- Born: 18 January 1943 Uganda
- Died: 11 February 1999 (aged 56)
- Citizenship: Uganda
- Education: Makerere University (Bachelor of Arts in English Literature) University of Leeds (Master of Arts in Theatre Arts and Drama)
- Occupations: Academic and feminist
- Years active: 1972—99
- Known for: Academics and feminism
- Title: Former Professor at Makerere University

= Rose Mbowa =

Ugandan writer and actress

Rose Mbowa (18 January 1943 – 11 February 1999) was a Ugandan writer, actress, academic and feminist. She was a professor of Theatre Arts and Drama at Makerere University, the oldest and largest public university in Uganda.

==Background and education==
Rose Mbowa was born on 18 January 1943 in the town of Kabale, in the Western Region of Uganda, to Eva Nyinabantu Mbowa, a homemaker, and Kasole Lwanda Mbowa, a laboratory technician. After attending local schools, she was admitted to Gayaza High School, a prestigious boarding school about 19 km, outside of Uganda's capital city, Kampala. Following high school at Gayaza, she went on to study English literature at Makerere University, Kampala. Whilst there, she was a member of the Makerere Free Travelling Theatre. In 1969 she was admitted to the University of Leeds, graduating with a Master of Arts (MA) degree in Drama & Theatre Arts.
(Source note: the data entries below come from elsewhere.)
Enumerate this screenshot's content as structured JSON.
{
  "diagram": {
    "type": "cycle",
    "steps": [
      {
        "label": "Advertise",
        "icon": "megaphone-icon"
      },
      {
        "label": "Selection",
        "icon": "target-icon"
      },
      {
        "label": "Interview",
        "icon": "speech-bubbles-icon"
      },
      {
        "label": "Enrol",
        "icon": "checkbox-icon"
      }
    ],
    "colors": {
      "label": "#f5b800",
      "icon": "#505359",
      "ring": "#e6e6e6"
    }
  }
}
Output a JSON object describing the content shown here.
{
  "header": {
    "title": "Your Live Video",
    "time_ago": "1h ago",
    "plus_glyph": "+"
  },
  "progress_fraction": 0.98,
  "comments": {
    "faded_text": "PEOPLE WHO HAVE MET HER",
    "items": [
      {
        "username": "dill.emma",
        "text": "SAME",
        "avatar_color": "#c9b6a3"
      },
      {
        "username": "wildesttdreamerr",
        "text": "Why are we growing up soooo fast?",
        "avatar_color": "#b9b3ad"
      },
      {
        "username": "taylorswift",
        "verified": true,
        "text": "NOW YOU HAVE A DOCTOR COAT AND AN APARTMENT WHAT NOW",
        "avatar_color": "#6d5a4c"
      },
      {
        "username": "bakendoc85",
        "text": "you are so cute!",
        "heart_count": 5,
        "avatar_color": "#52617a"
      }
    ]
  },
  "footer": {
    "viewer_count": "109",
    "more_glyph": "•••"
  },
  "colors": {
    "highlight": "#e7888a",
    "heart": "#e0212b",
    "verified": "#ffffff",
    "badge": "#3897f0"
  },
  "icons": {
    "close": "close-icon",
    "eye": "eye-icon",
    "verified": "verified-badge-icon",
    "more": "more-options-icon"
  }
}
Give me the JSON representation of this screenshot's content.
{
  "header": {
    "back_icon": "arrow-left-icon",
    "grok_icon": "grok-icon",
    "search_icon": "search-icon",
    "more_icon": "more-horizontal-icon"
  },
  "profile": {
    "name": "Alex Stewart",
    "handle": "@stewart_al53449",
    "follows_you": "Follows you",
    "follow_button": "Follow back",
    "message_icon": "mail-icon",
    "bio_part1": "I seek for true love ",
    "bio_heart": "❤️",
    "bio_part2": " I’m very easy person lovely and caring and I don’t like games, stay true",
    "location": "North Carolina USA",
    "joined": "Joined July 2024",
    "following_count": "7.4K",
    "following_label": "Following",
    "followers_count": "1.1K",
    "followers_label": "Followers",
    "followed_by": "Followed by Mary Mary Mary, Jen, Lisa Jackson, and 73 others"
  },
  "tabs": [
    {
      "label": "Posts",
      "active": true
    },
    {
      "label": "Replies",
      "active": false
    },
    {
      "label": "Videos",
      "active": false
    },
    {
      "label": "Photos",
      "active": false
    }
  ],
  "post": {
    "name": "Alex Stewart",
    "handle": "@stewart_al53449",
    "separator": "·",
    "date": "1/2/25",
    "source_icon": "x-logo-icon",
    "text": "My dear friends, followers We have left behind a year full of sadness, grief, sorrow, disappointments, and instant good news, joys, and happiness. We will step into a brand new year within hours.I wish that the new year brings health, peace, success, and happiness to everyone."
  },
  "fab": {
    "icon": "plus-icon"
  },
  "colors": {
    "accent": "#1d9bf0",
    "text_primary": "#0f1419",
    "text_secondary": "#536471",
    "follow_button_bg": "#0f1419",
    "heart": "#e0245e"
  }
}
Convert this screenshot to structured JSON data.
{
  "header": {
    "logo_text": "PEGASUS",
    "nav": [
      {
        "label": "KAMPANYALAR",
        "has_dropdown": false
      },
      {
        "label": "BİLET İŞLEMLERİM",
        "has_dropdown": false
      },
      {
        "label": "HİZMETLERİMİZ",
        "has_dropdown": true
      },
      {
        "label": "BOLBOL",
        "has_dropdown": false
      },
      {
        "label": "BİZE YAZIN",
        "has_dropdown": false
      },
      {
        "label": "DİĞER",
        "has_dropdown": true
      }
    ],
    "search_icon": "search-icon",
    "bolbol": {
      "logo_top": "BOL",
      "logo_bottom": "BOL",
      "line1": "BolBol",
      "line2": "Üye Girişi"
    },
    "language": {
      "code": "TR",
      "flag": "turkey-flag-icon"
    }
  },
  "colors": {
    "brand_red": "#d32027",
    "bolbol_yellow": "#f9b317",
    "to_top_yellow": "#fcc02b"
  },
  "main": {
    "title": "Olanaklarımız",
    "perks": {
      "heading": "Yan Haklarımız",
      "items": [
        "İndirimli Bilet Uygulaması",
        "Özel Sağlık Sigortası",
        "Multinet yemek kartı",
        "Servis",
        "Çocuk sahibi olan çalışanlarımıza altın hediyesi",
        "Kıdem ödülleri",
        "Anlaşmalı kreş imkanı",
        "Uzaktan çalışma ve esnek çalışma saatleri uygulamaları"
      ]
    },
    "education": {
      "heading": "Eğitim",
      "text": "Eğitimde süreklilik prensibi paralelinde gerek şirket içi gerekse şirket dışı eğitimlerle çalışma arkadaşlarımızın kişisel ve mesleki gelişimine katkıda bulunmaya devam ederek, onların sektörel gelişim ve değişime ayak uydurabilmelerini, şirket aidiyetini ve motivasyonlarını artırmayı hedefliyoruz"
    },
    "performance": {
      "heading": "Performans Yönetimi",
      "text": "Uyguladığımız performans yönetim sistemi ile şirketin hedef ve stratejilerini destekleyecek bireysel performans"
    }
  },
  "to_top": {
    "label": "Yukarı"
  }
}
==Theatre and professional work==
As an actor and theatre-maker, Mbowa performer with a number of different theatre companies in Uganda. She was named best actress at the National Theatre and received the Presidential Meritorious Award for Acting in 1973. She also received the National Theatre Best Production award twice: for her own play Nalumansi in 1982 and for The Marriage of Anansewa by Efua Sutherland in 1983. She performed the title role in Bertolt Brecht's play Mother Courage and Her Children, in the first authorised production of any of his plays in an African language.

As a playwright, Mbowa's most important work was Mother Uganda and her Children. Commissioned by London's Africa Centre, it was first performed in 1987 and has since been performed internationally, its success signifying a growing local and international interest in and respect for East African theatre. It was created with Makerere students through a collaborative devising process, and is, according to theatre scholar Eckhard Breitinger, a highly political ‘play of conscientisation’ which ‘emphasises the richness of diverse ethnic cultural traditions, [...] encourages a self-confident practice of this wide variety of cultures, but [...] also warns against the abuses resulting from an only inward looking ethno-centricity and rigid traditionalism.' Her mentor was playwright Byron Kawadwa, who was killed by Idi Amin's forces in 1977.

She was also a key figure in the African Theatre for Development movement. In the 1980s, she worked with the rural Magere Women's Cooperative, and encouraged the women to use their culture and to market their agricultural produce. She also worked for a year as a producer at Radio Uganda.

== Academic career ==
Mbowa started as a lecturer in the Department of Music, Dance and Drama at Makerere University, before becoming a Professor and then Head of the department when the previous head was forced to leave the country. She published a number of articles on theatre in Uganda and presented papers on Ugandan theatre at the annual conference on African literature at the University of Bayreuth between 1989 and 1994.

== Legacy ==
In 2005, Bakayimbira Dramactors staged a play, Kiwajja, in celebration of Rose Mbowa's contribution to Uganda's theatre.